本申请提出一种基于人工智能的人机交互方法和装置,该基于人工智能的人机交互方法包括:接收用户输入的问题;根据预先生成的模型,对所述问题进行处理,获取与所述问题对应的具有人类对话风格的回答,所述模型是根据人类对话语料生成的;将所述回答反馈给用户。该方法能够使得人机交互具有真正的人类之间对话交互的效果。

Description

基于人工智能的人机交互方法和装置
相关申请的交叉引用
本申请要求北京百度网讯科技公司于2016年9月5日提交的、发明名称为“基于人工智能的人机交互方法和装置”的、中国专利申请号“201610803645.8”的优先权。
技术领域
本申请涉及人工智能技术领域,尤其涉及一种基于人工智能的人机交互方法和装置。
背景技术
人工智能(Artificial Intelligence,AI)是研究、开发用于模拟、延伸和扩展人的智能的理论、方法、技术及应用系统的一门新的技术科学。人工智能是计算机科学的一个分支,它企图了解智能的实质,并生产出一种新的能以人类智能相似的方式做出反应的智能机器,该领域的研究包括智能点餐机器人、语言识别、图像识别、自然语言处理和专家系统等。

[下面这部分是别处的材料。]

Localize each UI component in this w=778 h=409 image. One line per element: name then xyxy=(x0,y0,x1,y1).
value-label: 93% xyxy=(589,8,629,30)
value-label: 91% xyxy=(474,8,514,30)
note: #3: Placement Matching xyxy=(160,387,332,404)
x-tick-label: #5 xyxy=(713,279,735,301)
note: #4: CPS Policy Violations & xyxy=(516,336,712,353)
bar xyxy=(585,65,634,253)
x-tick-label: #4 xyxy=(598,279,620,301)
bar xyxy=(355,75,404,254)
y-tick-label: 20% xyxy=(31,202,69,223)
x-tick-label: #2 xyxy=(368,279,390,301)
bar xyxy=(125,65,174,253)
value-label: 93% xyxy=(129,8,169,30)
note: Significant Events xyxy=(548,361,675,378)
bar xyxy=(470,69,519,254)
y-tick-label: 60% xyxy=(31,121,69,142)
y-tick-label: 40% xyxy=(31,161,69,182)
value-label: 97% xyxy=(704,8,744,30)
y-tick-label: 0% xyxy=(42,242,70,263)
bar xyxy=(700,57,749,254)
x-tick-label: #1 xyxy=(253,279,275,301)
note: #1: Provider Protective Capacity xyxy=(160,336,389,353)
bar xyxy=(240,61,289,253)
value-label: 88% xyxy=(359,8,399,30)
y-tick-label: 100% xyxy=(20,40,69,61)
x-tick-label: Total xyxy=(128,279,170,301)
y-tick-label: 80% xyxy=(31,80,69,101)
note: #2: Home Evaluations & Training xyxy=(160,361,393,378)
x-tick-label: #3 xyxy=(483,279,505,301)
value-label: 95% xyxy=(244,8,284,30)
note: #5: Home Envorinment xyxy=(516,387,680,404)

随着人工智能等技术的发展,人机交互系统已经以多种形式出现在人们的生活中。比如在自然对话领域,机器可以与人进行对话,在智能客服领域,客服系统可以为人提供服务。但是,目前的人机交互系统的流程通常是机器接收到人的问题(query)后,在数据库查找相关的回答(reply)展现给用户。这种方式在本质上是检索,不具有人类之间对话时的逻辑,无法实现真正的人类之间对话交互的效果。
发明内容
本申请旨在至少在一定程度上解决相关技术中的技术问题之一。
为此,本申请的一个目的在于提出一种基于人工智能的人机交互方法,该方法可以使得机器以人类对话风格与人类进行对话交互,使得人机交互具有真正的人类之间对话交互的效果。
本申请的另一个目的在于提出一种基于人工智能的人机交互装置。
为达到上述目的,本申请第一方面实施例提出的基于人工智能的人机交互方法,包括:接收用户输入的问题;根据预先生成的模型,对所述问题进行处理,获取与所述问题对应的具有人类对话风格的回答,所述模型是根据人类对话语料生成的;将所述回答反馈给用户。
本申请第一方面实施例提出的基于人工智能的人机交互方法,通过预先生成的模型得到与用户输入的问题对应的回答,该模型是根据人类对话语料生成 的,该回答具有人类对话风格,因此,机器能够以人类对话风格与人类进行对话交互,使得人机交互具有真正的人类之间对话交互的效果。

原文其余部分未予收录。